И вот там-то, у костерка, разведенного так, чтобы его не было заметно снаружи, я познакомился с бывшим миллионером Валериком.
Наверху, на бордвоке, как обычно, суетились люди: обедали в ресторанах, гуляли, сплетничали… В общем, жили настоящим. Под бордвоком обитали те, у которых в наличии имелось только прошлое. Интересно, подумалось тогда мне, а где здесь водится будущее?..
Бывший миллионер Валерик встретил меня радушно. Он уже третий год обитал на улице и чувствовал себя хозяином гостиницы, принимавшим сбившегося с дороги путника. В каком-то смысле так оно и было.
– Давай иди, не бойся, – сказал мне Валерик, когда я на четвереньках подполз к костерку. – Сюда многие приходят, потом уходят. А я тут живу. Моя территория. Так что – располагайся…
Но, предоставив мне кров, Валерик лишил меня покоя. От него я услышал историю, которая не оставляет меня до сих пор. Я, конечно, знаю, что психические заболевания распространены среди бездомных так же широко, как и вши, но этот человек не был похож на безумца… Несмотря на всю фантасмагоричность, есть в его истории что-то такое, что заставляет задуматься всерьез.
Бывший миллионер оказался под бордвоком в результате цепочки невероятных событий. За пять лет до нашей встречи Валерик приехал из глухой белорусской провинции. Профессии у него не было никакой, а идти учиться не хотелось. Кроме того, для успешной карьеры нужно было выучить английский. А как его выучишь с нуля? Поэтому Валерик мыкался, перебиваясь случайными халтурками и, как это часто бывает, мечтал заработать много и сразу. Но зарабатывать получалось только на то, чтобы не помереть с голоду. Хотя, в общем-то, Валерик кое-как перебивался. По случаю снял недорогую квартирку на Пятнадцатом Брайтоне и даже купил в рассрочку старый мерседес. Так что по белорусским меркам он очень неплохо устроился. Но сам-то Валерик понимал, что ведет унизительно нищенский образ жизни.
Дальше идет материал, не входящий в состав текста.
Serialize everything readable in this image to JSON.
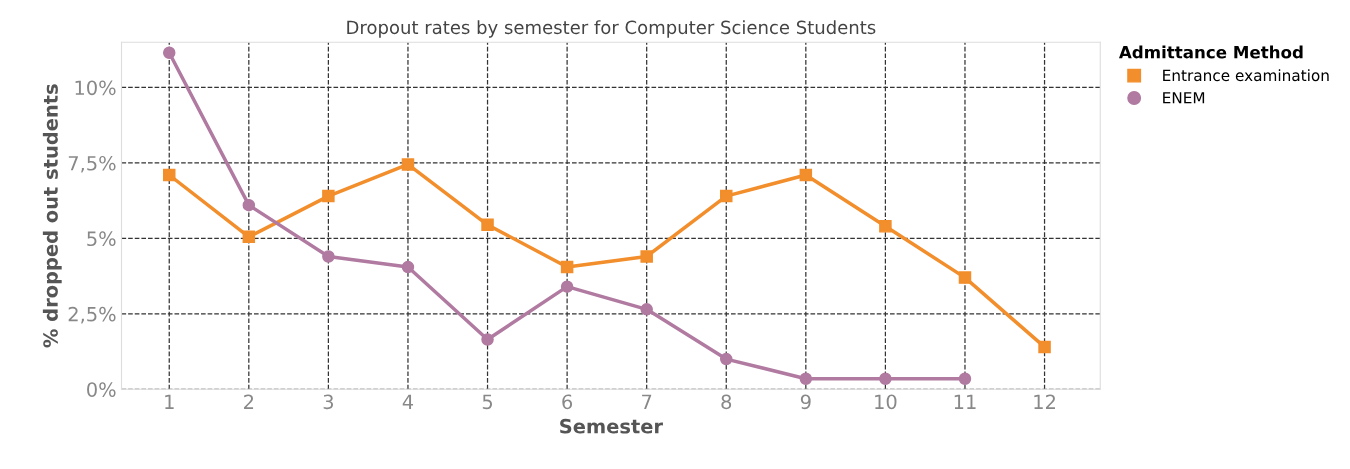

Однажды, когда его в очередной раз уволили с очередной халтурки, сидя в полупустом вагоне метро, Валерик задумался над тем, что же делать дальше. Вскоре предстояло вносить деньги за мерседес и страховку, а также платить за квартиру. Валерик быстро подсчитал свои запасы и понял, что в этом случае придется голодать до следующей – еще неизвестно когда светившей ему – халтурки. Конечно, можно было бы отказаться от мерседеса, но…
– Понимаешь, – сказал Валерик, подбрасывая в костер доску от ящика, – хорошая машина для меня – это…
Он закатил маленькие близко посаженные глаза и горько рассмеялся. Когда он подруливал на своем «мерсе» к дому, неторопливо парковался, покидал роскошное, поскрипывавшее кожей сидение и, ни на кого не глядя, шел к своему подъезду… О, испытываемые им ощущения полностью компенсировали все неудачи, недоедание и прочие тяготы его нищей эмигрантской жизни. В этот момент Валерик чувствовал себя успешным, состоявшимся, удачливым, высоко приподнявшимся над унылой действительностью. То есть, на самом деле, получалось, что Валерик владел совсем не подержанным мерседесом, а настоящей волшебной палочкой. И расставаться с ней не собирался, каких бы жертв ему это ни стоило.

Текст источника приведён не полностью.